Para competir de verdad, estos paneles deberían garantizar décadas de funcionamiento, algo que aún no está asegurado. El reto no es solo lograr que duren, sino algo más básico, saber predecir con fiabilidad cuánto van a durar. Un nuevo estudio del Centro Helmholtz de Berlín, publicado en la revista Joule, ataca justo ese punto.
El problema de envejecer una célula a marchas forzadas
Comprobar si un panel aguanta veinte años no se puede hacer esperando veinte años. Por eso la industria usa pruebas de envejecimiento acelerado, que someten las células a condiciones extremas para simular en meses el desgaste de décadas. La duda, hasta ahora, era si esos atajos reflejan de verdad lo que ocurre en el tejado de una casa.
Para averiguarlo, el equipo de la doctora Carolin Ulbrich comparó células envejecidas de las dos formas. Por un lado, paneles que pasaron 20 meses a la intemperie en un laboratorio al aire libre de Berlín, expuestos al clima real. Por otro, células nuevas sometidas en el laboratorio a distintos métodos de envejecimiento rápido.
Tres formas de deteriorarse
En las células curtidas al aire libre, los investigadores identificaron tres mecanismos principales de degradación que marcan la pérdida de rendimiento:
- Segregación de fases: El deterioro más grave. La composición del material cambia y forma pequeños dominios circulares de unos pocos micrómetros.
- Corrosión del cobre: Ligada directamente a la arquitectura del panel.
- Patrones de borde: Un desgaste físico en los límites del material.
Con este mapa de daños reales en la mano, el reto era descubrir qué método de laboratorio conseguía reproducir los tres fenómenos a la vez, sin inventarse deterioros fantasma.

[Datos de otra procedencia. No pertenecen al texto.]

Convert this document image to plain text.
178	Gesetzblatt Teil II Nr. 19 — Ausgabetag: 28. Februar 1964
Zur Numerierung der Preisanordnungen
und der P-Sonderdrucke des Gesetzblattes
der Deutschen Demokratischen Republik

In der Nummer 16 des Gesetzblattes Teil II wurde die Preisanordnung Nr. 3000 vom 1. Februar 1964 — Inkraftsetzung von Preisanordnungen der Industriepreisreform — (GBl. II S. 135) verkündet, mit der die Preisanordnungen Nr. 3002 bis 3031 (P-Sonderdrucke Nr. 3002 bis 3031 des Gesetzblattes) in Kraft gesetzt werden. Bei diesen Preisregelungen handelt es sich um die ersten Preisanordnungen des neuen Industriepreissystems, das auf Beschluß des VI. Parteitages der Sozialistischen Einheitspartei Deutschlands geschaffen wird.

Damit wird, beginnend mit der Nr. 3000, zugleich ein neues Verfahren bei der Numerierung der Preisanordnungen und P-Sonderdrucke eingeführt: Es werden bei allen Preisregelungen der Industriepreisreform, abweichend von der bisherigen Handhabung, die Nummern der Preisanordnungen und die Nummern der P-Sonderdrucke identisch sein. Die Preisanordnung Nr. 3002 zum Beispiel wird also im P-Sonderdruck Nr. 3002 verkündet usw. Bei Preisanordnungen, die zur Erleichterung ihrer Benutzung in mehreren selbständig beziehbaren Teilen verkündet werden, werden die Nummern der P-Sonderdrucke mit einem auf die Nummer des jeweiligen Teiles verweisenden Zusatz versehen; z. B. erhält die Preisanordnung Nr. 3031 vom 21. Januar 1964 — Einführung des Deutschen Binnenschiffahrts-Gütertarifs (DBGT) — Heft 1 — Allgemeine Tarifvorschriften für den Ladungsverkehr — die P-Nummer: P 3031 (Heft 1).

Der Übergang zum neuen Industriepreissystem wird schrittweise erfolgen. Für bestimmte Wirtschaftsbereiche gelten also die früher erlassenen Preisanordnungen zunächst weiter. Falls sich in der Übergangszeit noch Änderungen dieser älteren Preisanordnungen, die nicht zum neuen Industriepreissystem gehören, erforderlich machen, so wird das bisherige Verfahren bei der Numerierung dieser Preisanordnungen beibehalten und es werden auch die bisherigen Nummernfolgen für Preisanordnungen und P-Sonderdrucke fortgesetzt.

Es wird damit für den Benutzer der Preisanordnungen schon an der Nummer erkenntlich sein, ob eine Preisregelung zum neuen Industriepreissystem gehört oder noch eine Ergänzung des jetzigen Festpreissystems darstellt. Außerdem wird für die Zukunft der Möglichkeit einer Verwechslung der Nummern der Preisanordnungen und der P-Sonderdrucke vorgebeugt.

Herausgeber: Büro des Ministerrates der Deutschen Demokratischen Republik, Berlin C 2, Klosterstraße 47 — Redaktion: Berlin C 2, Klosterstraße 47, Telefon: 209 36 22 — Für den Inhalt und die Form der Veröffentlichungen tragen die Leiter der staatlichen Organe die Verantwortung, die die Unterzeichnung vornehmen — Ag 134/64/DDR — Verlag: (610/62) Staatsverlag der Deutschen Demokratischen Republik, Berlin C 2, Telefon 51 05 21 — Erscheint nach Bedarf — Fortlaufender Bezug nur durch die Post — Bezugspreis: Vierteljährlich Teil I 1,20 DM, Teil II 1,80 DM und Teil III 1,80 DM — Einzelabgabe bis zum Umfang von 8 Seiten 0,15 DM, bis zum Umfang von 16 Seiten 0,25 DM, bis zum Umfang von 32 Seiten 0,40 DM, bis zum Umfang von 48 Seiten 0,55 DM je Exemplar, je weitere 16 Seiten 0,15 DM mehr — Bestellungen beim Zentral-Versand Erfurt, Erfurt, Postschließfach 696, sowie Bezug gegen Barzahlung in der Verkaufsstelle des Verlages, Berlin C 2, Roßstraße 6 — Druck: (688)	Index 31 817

Por qué subir la temperatura no sirve
El método más habitual para acelerar el envejecimiento es el calor, manteniendo las muestras entre 65 y 85 grados. El problema es que el propio grupo ya había demostrado antes que ese calor dispara un mecanismo de degradación extra, uno que no aparece a temperaturas más bajas ni en las células envejecidas al aire libre.

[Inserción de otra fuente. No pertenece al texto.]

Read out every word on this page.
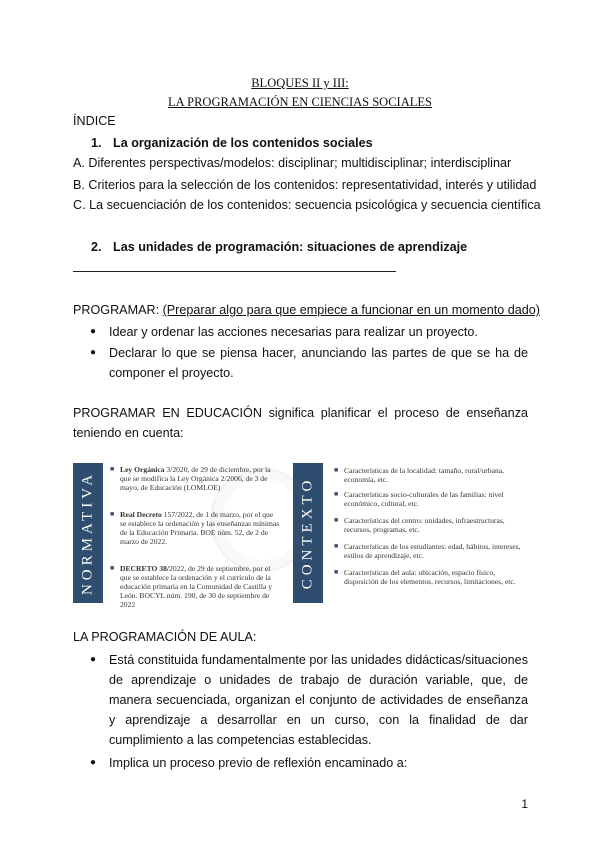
BLOQUES II y III:
LA PROGRAMACIÓN EN CIENCIAS SOCIALES
ÍNDICE
1. La organización de los contenidos sociales
A. Diferentes perspectivas/modelos: disciplinar; multidisciplinar; interdisciplinar
B. Criterios para la selección de los contenidos: representatividad, interés y utilidad
C. La secuenciación de los contenidos: secuencia psicológica y secuencia científica
2. Las unidades de programación: situaciones de aprendizaje
PROGRAMAR: (Preparar algo para que empiece a funcionar en un momento dado)
● Idear y ordenar las acciones necesarias para realizar un proyecto.
● Declarar lo que se piensa hacer, anunciando las partes de que se ha de componer el proyecto.
PROGRAMAR EN EDUCACIÓN significa planificar el proceso de enseñanza teniendo en cuenta:
NORMATIVA
■ Ley Orgánica 3/2020, de 29 de diciembre, por la que se modifica la Ley Orgánica 2/2006, de 3 de mayo, de Educación (LOMLOE)
■ Real Decreto 157/2022, de 1 de marzo, por el que se establece la ordenación y las enseñanzas mínimas de la Educación Primaria. BOE núm. 52, de 2 de marzo de 2022.
■ DECRETO 38/2022, de 29 de septiembre, por el que se establece la ordenación y el currículo de la educación primaria en la Comunidad de Castilla y León. BOCYL núm. 190, de 30 de septiembre de 2022
CONTEXTO
■ Características de la localidad: tamaño, rural/urbana, economía, etc.
■ Características socio-culturales de las familias: nivel económico, cultural, etc.
■ Características del centro: unidades, infraestructuras, recursos, programas, etc.
■ Características de los estudiantes: edad, hábitos, intereses, estilos de aprendizaje, etc.
■ Características del aula: ubicación, espacio físico, disposición de los elementos, recursos, limitaciones, etc.
LA PROGRAMACIÓN DE AULA:
● Está constituida fundamentalmente por las unidades didácticas/situaciones de aprendizaje o unidades de trabajo de duración variable, que, de manera secuenciada, organizan el conjunto de actividades de enseñanza y aprendizaje a desarrollar en un curso, con la finalidad de dar cumplimiento a las competencias establecidas.
● Implica un proceso previo de reflexión encaminado a:
1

Dicho de otro modo, calentar de más ensucia el experimento. Hace envejecer la célula, sí, pero por un camino que no se corresponde con el desgaste real, lo que falsea cualquier predicción. Así que el equipo descartó la temperatura y buscó otras maneras de pisar el acelerador sin distorsionar el resultado.
La clave estaba en la luz
La solución llegó subiendo la intensidad de la luz. Al pasar de un sol a 2,3 soles, los tres mecanismos de degradación se aceleraron a la vez y, lo más importante, mantuvieron los mismos patrones espaciales que se ven en exteriores. Es decir, el envejecimiento iba más rápido pero seguía siendo fiel a la realidad.

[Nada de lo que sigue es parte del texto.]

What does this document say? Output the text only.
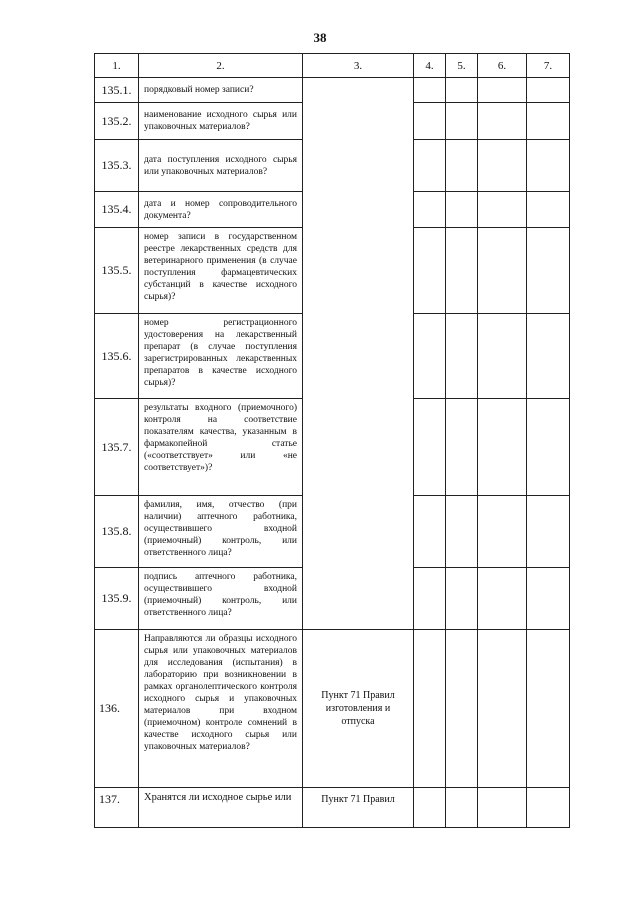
38
1.	2.	3.	4.	5.	6.	7.
135.1.	порядковый номер записи?					
135.2.	наименование исходного сырья или упаковочных материалов?					
135.3.	дата поступления исходного сырья или упаковочных материалов?					
135.4.	дата и номер сопроводительного документа?					
135.5.	номер записи в государственном реестре лекарственных средств для ветеринарного применения (в случае поступления фармацевтических субстанций в качестве исходного сырья)?					
135.6.	номер регистрационного удостоверения на лекарственный препарат (в случае поступления зарегистрированных лекарственных препаратов в качестве исходного сырья)?					
135.7.	результаты входного (приемочного) контроля на соответствие показателям качества, указанным в фармакопейной статье («соответствует» или «не соответствует»)?					
135.8.	фамилия, имя, отчество (при наличии) аптечного работника, осуществившего входной (приемочный) контроль, или ответственного лица?					
135.9.	подпись аптечного работника, осуществившего входной (приемочный) контроль, или ответственного лица?					
136.	Направляются ли образцы исходного сырья или упаковочных материалов для исследования (испытания) в лабораторию при возникновении в рамках органолептического контроля исходного сырья и упаковочных материалов при входном (приемочном) контроле сомнений в качестве исходного сырья или упаковочных материалов?	Пункт 71 Правил изготовления и отпуска				
137.	Хранятся ли исходное сырье или	Пункт 71 Правил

No todos los atajos funcionaron igual de bien. Jugar con la polarización eléctrica también favorecía la segregación de fases, pero alteraba al mismo tiempo la corrosión del cobre y los bordes, con lo que el resultado dejaba de ser representativo. La luz intensa, en cambio, mantuvo el equilibrio entre rapidez y realismo.
Un paso, no la solución definitiva
Los autores son claros en que el problema no está resuelto del todo. Predecir con precisión la vida útil de una célula de perovskita sigue siendo difícil, y estas pruebas no dan todavía una cifra exacta de cuántos años aguantará un panel en concreto. No conviene vender el hallazgo como más de lo que es.
Su valor está en otro lado. Estas herramientas permiten evaluar rápido nuevos materiales y diseños, y ahora se sabe qué parámetro conviene mover y cuál evitar. Como resume Ulbrich, aún no hay una solución perfecta, pero están un paso más cerca, y ese paso es haber identificado la luz como la palanca clave.